To test protein-ligand interactions, the key mechanisms for most drugs, without any external disturbances caused by molecular labelling or immobilization.
Protein ligand interaction is one of the most fundamental and widely studied areas in biology and chemistry because of their close relation to many diseases and disease therapies. Nearly all diseases including cancer, neural disorders, infectious diseases, cardiovascular diseases, renal diseases, metabolic diseases, immune diseases, etc. are connected to the abnormality of protein-protein or protein-ligand interactions. Unfortunately, all the current methods for in-vitro protein-ligand tests use either labels (often fluorescent) or ligand immobilization, both of which can produce substantial disruptions and introduce artifacts. These limitations have caused significant delay and cost increase in drug development. A new method is proposed and investigated to fundamentally solve the above problems, allowing precise in-vitro tests of the binding strength and kinetics of proteins ligand interactions to accelerate the process of drug discovery. The work can have significant impact on public health and the country's healthcare by shortening the time and saving the cost for drug discovery. The proposed research will also contribute to education and training of new generation of scientists for multi-disciplinary research involving biology, biochemistry, biophysics and engineering. The research also includes significant outreach activities to engage middle and high school students and underrepresented minority students to advance the STEM efforts.

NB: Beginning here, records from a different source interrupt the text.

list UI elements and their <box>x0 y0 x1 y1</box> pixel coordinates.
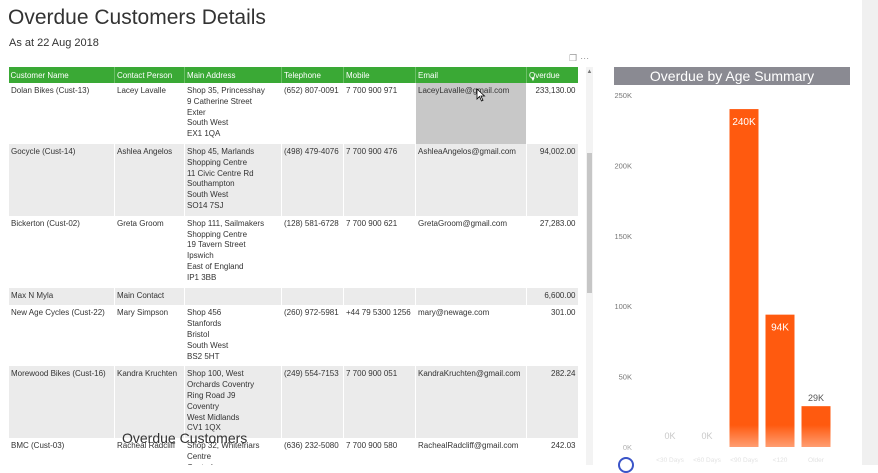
scroll-up-icon[interactable]: ▲ <box>586 69 593 75</box>
cell-main-address[interactable]: Shop 45, Marlands Shopping Centre 11 Civ… <box>184 143 282 216</box>
sort-descending-icon: ▼ <box>530 77 536 83</box>
cell-customer-name[interactable]: Dolan Bikes (Cust-13) <box>8 83 115 144</box>
table-scrollbar[interactable]: ▲ <box>586 67 593 465</box>
cell-main-address[interactable]: Shop 35, Princesshay 9 Catherine Street … <box>184 83 282 144</box>
cell-mobile[interactable]: 7 700 900 971 <box>343 83 416 144</box>
cell-overdue[interactable]: 242.03 <box>526 438 578 465</box>
column-header-mobile[interactable]: Mobile <box>343 67 416 83</box>
focus-mode-icon[interactable]: ❐ <box>569 53 580 63</box>
column-header-overdue[interactable]: Overdue ▼ <box>526 67 578 83</box>
cell-telephone[interactable]: (260) 972-5981 <box>281 305 344 367</box>
table-row[interactable]: Dolan Bikes (Cust-13) Lacey Lavalle Shop 3… <box>8 83 578 144</box>
cell-customer-name[interactable]: Morewood Bikes (Cust-16) <box>8 366 115 439</box>
cell-email[interactable] <box>415 287 527 306</box>
data-label: 240K <box>732 117 756 128</box>
cell-overdue[interactable]: 282.24 <box>526 366 578 439</box>
column-header-email[interactable]: Email <box>415 67 527 83</box>
column-header-telephone[interactable]: Telephone <box>281 67 344 83</box>
cell-email[interactable]: mary@newage.com <box>415 305 527 367</box>
cell-contact-person[interactable]: Lacey Lavalle <box>114 83 185 144</box>
cell-customer-name[interactable]: New Age Cycles (Cust-22) <box>8 305 115 367</box>
customers-table: Customer Name Contact Person Main Addres… <box>8 67 578 465</box>
cell-contact-person[interactable]: Greta Groom <box>114 215 185 288</box>
data-label: 94K <box>771 323 789 334</box>
cell-telephone[interactable] <box>281 287 344 306</box>
y-tick-label: 200K <box>614 161 632 170</box>
y-tick-label: 150K <box>614 232 632 241</box>
cell-customer-name[interactable]: Bickerton (Cust-02) <box>8 215 115 288</box>
mouse-pointer-icon <box>476 88 486 102</box>
cell-main-address[interactable]: Shop 456 Stanfords Bristol South West BS… <box>184 305 282 367</box>
bottom-fade-overlay <box>603 425 862 465</box>
table-header-row: Customer Name Contact Person Main Addres… <box>8 67 578 83</box>
chart-title: Overdue by Age Summary <box>614 67 850 85</box>
cell-email[interactable]: AshleaAngelos@gmail.com <box>415 143 527 216</box>
page-subtitle: As at 22 Aug 2018 <box>9 37 99 49</box>
cell-overdue[interactable]: 94,002.00 <box>526 143 578 216</box>
y-tick-label: 250K <box>614 91 632 100</box>
column-header-contact-person[interactable]: Contact Person <box>114 67 185 83</box>
more-options-icon[interactable]: ⋯ <box>580 53 592 63</box>
cell-mobile[interactable] <box>343 287 416 306</box>
right-pane-edge <box>862 0 878 465</box>
cell-main-address[interactable]: Shop 100, West Orchards Coventry Ring Ro… <box>184 366 282 439</box>
table-row[interactable]: Bickerton (Cust-02) Greta Groom Shop 111, … <box>8 215 578 288</box>
cell-mobile[interactable]: 7 700 900 476 <box>343 143 416 216</box>
cell-telephone[interactable]: (128) 581-6728 <box>281 215 344 288</box>
cell-overdue[interactable]: 301.00 <box>526 305 578 367</box>
y-tick-label: 100K <box>614 302 632 311</box>
cell-customer-name[interactable]: Max N Myla <box>8 287 115 306</box>
cell-main-address[interactable]: Shop 111, Sailmakers Shopping Centre 19 … <box>184 215 282 288</box>
cell-telephone[interactable]: (636) 232-5080 <box>281 438 344 465</box>
page-title: Overdue Customers Details <box>8 6 266 29</box>
customers-table-visual: Customer Name Contact Person Main Addres… <box>8 67 586 465</box>
cell-email[interactable]: RachealRadcliff@gmail.com <box>415 438 527 465</box>
cell-telephone[interactable]: (249) 554-7153 <box>281 366 344 439</box>
table-row[interactable]: Morewood Bikes (Cust-16) Kandra Kruchten S… <box>8 366 578 439</box>
cell-main-address[interactable] <box>184 287 282 306</box>
cell-email[interactable]: KandraKruchten@gmail.com <box>415 366 527 439</box>
chart-bar[interactable] <box>729 109 759 447</box>
table-caption: Overdue Customers <box>122 430 248 446</box>
cell-telephone[interactable]: (652) 807-0091 <box>281 83 344 144</box>
cell-mobile[interactable]: 7 700 900 580 <box>343 438 416 465</box>
cell-contact-person[interactable]: Ashlea Angelos <box>114 143 185 216</box>
column-header-main-address[interactable]: Main Address <box>184 67 282 83</box>
data-label: 29K <box>808 393 824 403</box>
table-row[interactable]: Max N Myla Main Contact 6,600.00 <box>8 287 578 306</box>
busy-indicator-icon <box>618 457 634 473</box>
cell-mobile[interactable]: +44 79 5300 1256 <box>343 305 416 367</box>
column-header-customer-name[interactable]: Customer Name <box>8 67 115 83</box>
cell-contact-person[interactable]: Kandra Kruchten <box>114 366 185 439</box>
y-tick-label: 50K <box>619 373 632 382</box>
cell-overdue[interactable]: 233,130.00 <box>526 83 578 144</box>
cell-mobile[interactable]: 7 700 900 621 <box>343 215 416 288</box>
scrollbar-thumb[interactable] <box>587 153 592 293</box>
cell-email[interactable]: GretaGroom@gmail.com <box>415 215 527 288</box>
cell-mobile[interactable]: 7 700 900 051 <box>343 366 416 439</box>
cell-contact-person[interactable]: Main Contact <box>114 287 185 306</box>
visual-header: ❐⋯ <box>569 53 592 64</box>
table-row[interactable]: Gocycle (Cust-14) Ashlea Angelos Shop 45, … <box>8 143 578 216</box>
cell-overdue[interactable]: 6,600.00 <box>526 287 578 306</box>
cell-email[interactable]: LaceyLavalle@gmail.com <box>415 83 527 144</box>
table-row[interactable]: BMC (Cust-03) Racheal Radcliff Shop 32, Wh… <box>8 438 578 465</box>
cell-customer-name[interactable]: Gocycle (Cust-14) <box>8 143 115 216</box>
cell-telephone[interactable]: (498) 479-4076 <box>281 143 344 216</box>
cell-overdue[interactable]: 27,283.00 <box>526 215 578 288</box>
cell-contact-person[interactable]: Mary Simpson <box>114 305 185 367</box>
table-row[interactable]: New Age Cycles (Cust-22) Mary Simpson Shop… <box>8 305 578 367</box>
cell-customer-name[interactable]: BMC (Cust-03) <box>8 438 115 465</box>
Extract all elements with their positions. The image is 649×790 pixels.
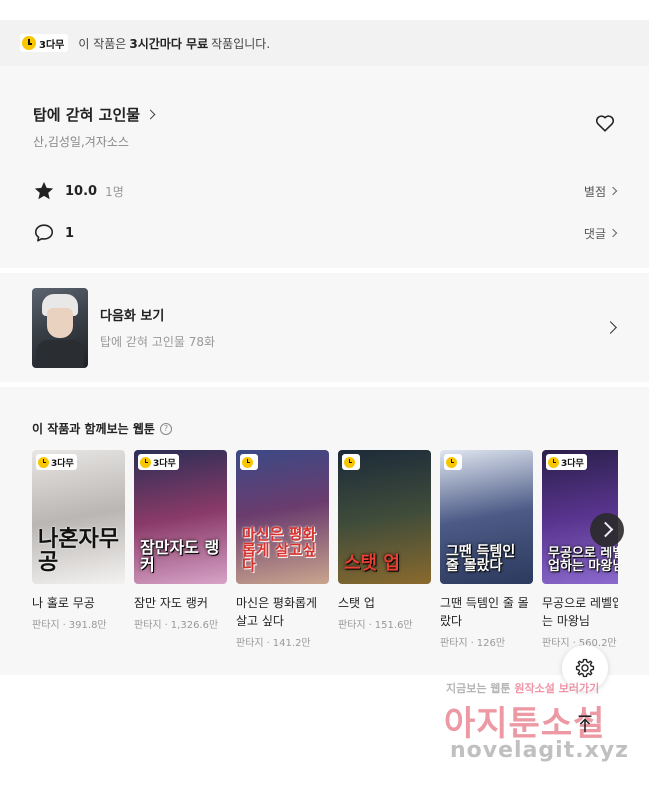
chevron-right-icon — [608, 186, 618, 196]
recommend-card[interactable]: 마신은 평화롭게 살고싶다 마신은 평화롭게 살고 싶다 판타지 · 141.2만 — [236, 450, 329, 649]
next-episode-label: 다음화 보기 — [100, 309, 165, 324]
recommend-title-text: 이 작품과 함께보는 웹툰 — [32, 422, 155, 436]
cover-logo-text: 스탯 업 — [344, 553, 400, 575]
recommend-cover: 3다무 잠만자도 랭커 — [134, 450, 227, 584]
settings-button[interactable] — [562, 645, 608, 691]
comment-link[interactable]: 댓글 — [583, 225, 618, 242]
clock-icon — [446, 456, 457, 468]
cover-logo-text: 잠만자도 랭커 — [140, 538, 220, 575]
star-icon — [34, 181, 54, 200]
recommend-card-meta: 판타지 · 391.8만 — [32, 620, 107, 631]
clock-icon — [344, 456, 355, 468]
clock-icon — [38, 456, 49, 468]
work-authors: 산,김성일,겨자소스 — [33, 135, 129, 149]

Since a protein and ligand have a large molecular weight and size difference (e.g.,100 kDa versus 1 kDa), linking organic fluorescent molecules to a protein or ligand can perturb or even change the binding properties. Similarly, the bioactivity of protein depends on its 3D configuration. Immobilization of the molecules limits its degree of freedom for binding, thus often yielding results different from reactions in physiological conditions. Lacking a precise method of in-vitro detection of protein-ligand interactions without any external disturbances has presented a major challenge for mid to late stage drug tests. Drug companies have often conducted unnecessary and unsuccessful human trials while the failures should have been detected earlier if a precise in-vitro test method exists. The most significant scientific and technological contributions of the proposed research will be the development of the method of Transient Induced Electronic Molecular Spectroscopy (TIMES) that allows label-free and immobilization-free detection of protein-ligand interactions. The TIMES method measures the signal caused by the dipole moment change when protein and ligand form protein-ligand complex. When integrated with ultralow noise electronics and microfluidics, the new µTIMES system will enable researchers to collect unprecedented rich information with high timing resolution and enhanced signal-to-noise ratio. This method will be applied to quantitative studies of protein-ligand and protein-aptamer interactions by measuring the dissociation constant and reaction kinetics.